The incongruity is still there, too. He's a crybaby but he's suave with
women. Very suave. And his lover... Milly... well, she's hot. Very hot.
He's suave with others as well. There's a lovely bit when he returns
home, goes to a party, and finds his old friends unchanged. He looks at
the former school bully... posing... 'he's just a kid'... and busts out
laughing. As Davy becomes more or less an adult, the story begins to become
genuine. By now, too, but with little transition, Davy has become the consummate
gentleman. Whatever they may be, whatever their faux paus, no one is made
to feel small.
(The bartender) pulled two wineglasses off a rack behind the bar.
"Not those... the flutes. Christ, Tommy. Champagne flutes."
She looked over at me and rolled her eyes. Tommy blushed.
"I use mason jars myself, I said. I smiled at Tommy...
After refusing a dance with this same debutante...
"What's the big idea? Don't you know how many guys at this party want to dance with me?"
"I can see why. You're very attractive, and you dance like a dream."
See what I mean? Being made to feel small is a big issue
for this young man, and the author strums it beautifully, except for the
tantrums, throughout the story.
Four pages later, though... "I felt like crying..." By now one begins
to guess that crying is one of the irrational vestiges of abuse that the
young man must overcome. Still, s'just too much. Three pages after that...
(calming down from a different incident) "I felt a little less like crying...".
Six pages later... crying again, this time because he's a virgin. Suaveness?

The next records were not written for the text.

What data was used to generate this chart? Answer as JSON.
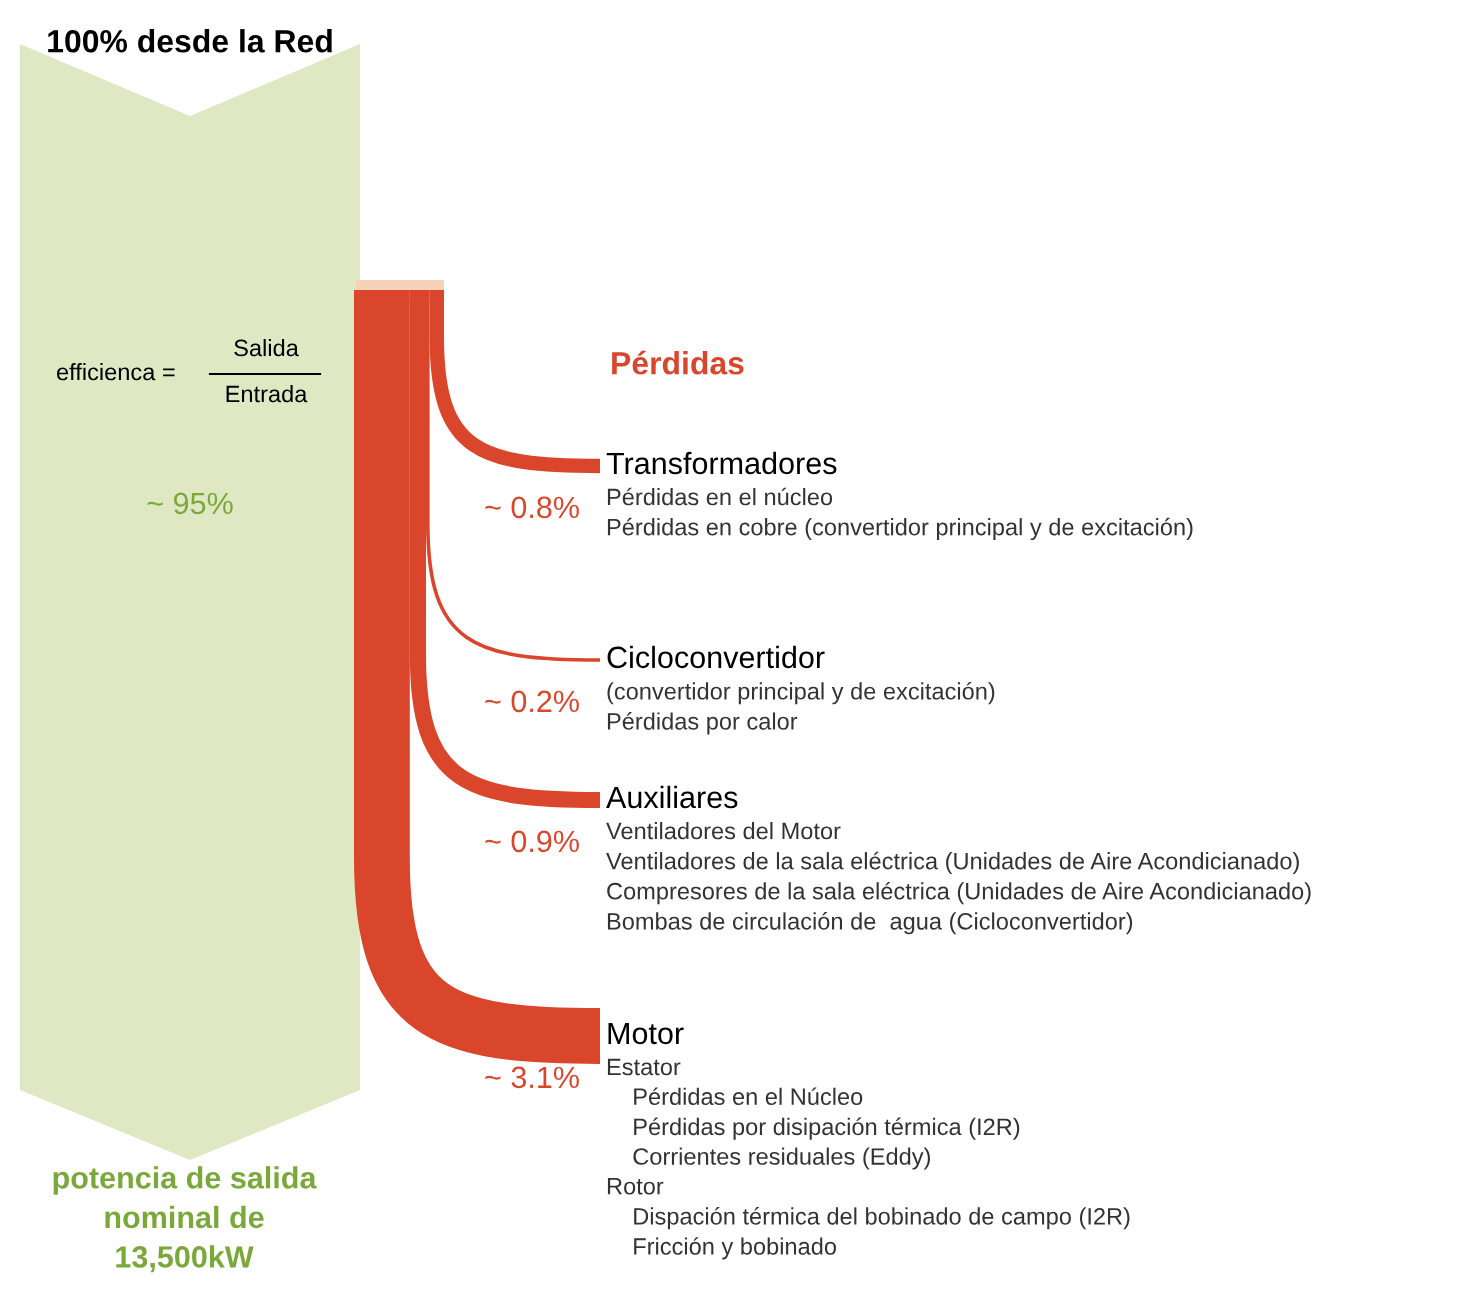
{
  "chart_data": {
    "type": "other",
    "title": "100% desde la Red",
    "subtitle": "Pérdidas",
    "categories": [
      "Transformadores",
      "Cicloconvertidor",
      "Auxiliares",
      "Motor"
    ],
    "values": [
      0.8,
      0.2,
      0.9,
      3.1
    ],
    "value_labels": [
      "~ 0.8%",
      "~ 0.2%",
      "~ 0.9%",
      "~ 3.1%"
    ],
    "colors": [
      "#d9462b",
      "#d9462b",
      "#d9462b",
      "#d9462b"
    ],
    "annotations": [
      "efficienca =",
      "Salida",
      "Entrada",
      "~ 95%",
      "potencia de salida\nnominal de\n13,500kW",
      "Pérdidas en el núcleo\nPérdidas en cobre (convertidor principal y de excitación)",
      "(convertidor principal y de excitación)\nPérdidas por calor",
      "Ventiladores del Motor\nVentiladores de la sala eléctrica (Unidades de Aire Acondicianado)\nCompresores de la sala eléctrica (Unidades de Aire Acondicianado)\nBombas de circulación de  agua (Cicloconvertidor)",
      "Estator\n    Pérdidas en el Núcleo\n    Pérdidas por disipación térmica (I2R)\n    Corrientes residuales (Eddy)\nRotor\n    Dispación térmica del bobinado de campo (I2R)\n    Fricción y bobinado"
    ]
  }
}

Gone. Millie's response ("It's all right to cry") is undoubtedly the author's
mantra. Naturally, 36 pages later, Millie is crying. Wouldn't you be?
One pleads with the protagonist (p. 135), "Is there no end to tears?"

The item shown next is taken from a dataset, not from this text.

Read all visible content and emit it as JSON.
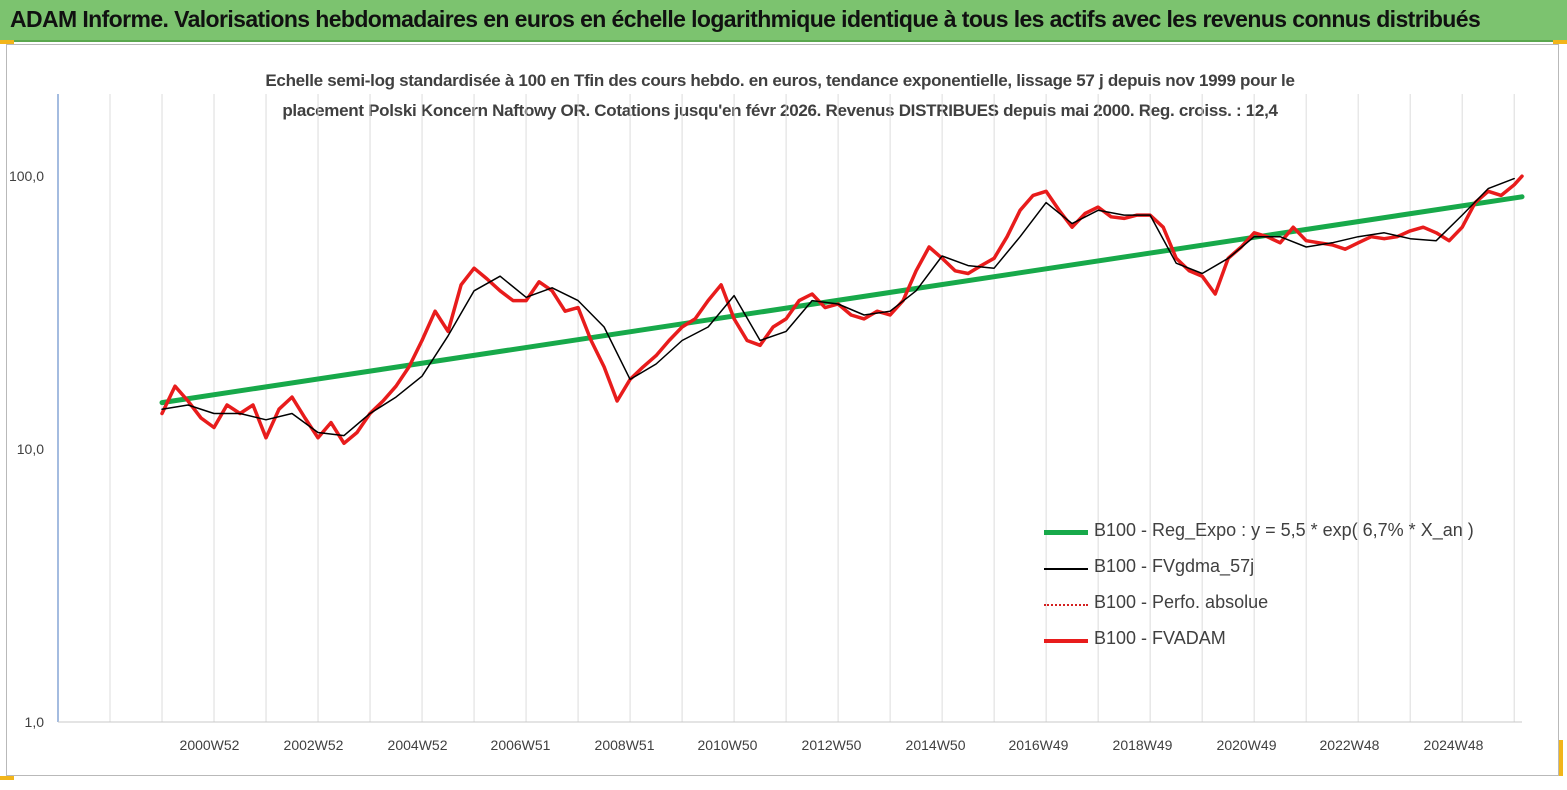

Not quite. 87 pages later, he's grown used to tears merely "forming".
A little squint, some sting, and a hand wiping it away. Of course, and there
is some more crying, some of it is justifiable. If you can't cry over killing
someone, you've got more than a broken soul.
The "special effects" of the story are not particularly impressive, but
what is interesting is the protagonist's process of learning the rules of
'jumping'. One wants to know what it is, what makes it work, but none of
that is ever really clarified except with vague appeals to Einstein. It's
a hook that keeps one reading. This is actually fortunate since the love story
later on actually makes this tale. It's so desireable, it should be a short-story
and leave it at that. And the adventure interwoven with that is a lot of
fun, similar perhaps in tone to the classic John Buchan adventure
The Thirty-nine Steps.
The intimacy between Davy and his lover Millie made it worth the read.
It's familiar... and books rarely accomplish that. The sexuality, the love,
the discussion... interwoven, as they are... will take a sucker for romances
by storm.
I laughed all the way at part one. From then on, there was
comedy at which to laugh. Irony. The author, on all counts... intimacy, manners,
intellect, culture, and comedy was more comfortable writing an adult.
My favorite line in the book is when Davy, answering the charge that
he can't, by redeeming his mother's death, redeem all who have died, replies,
"They weren't MY dead." My dead... there's emotional substance here, and
elsewhere in the story. It lectures a little, but not too obviously. Again,
it is the device of the love affair that saves it. Love heals, in this book.
There's promise here, if you bring a pair of waders and a snorkel. There
are things I've mentioned that I'm glad I didn't miss. If you're a good
swimmer, and are willing to either skip the first part or dive into it,
you'll enjoy yourself. Otherwise, look for a drier book.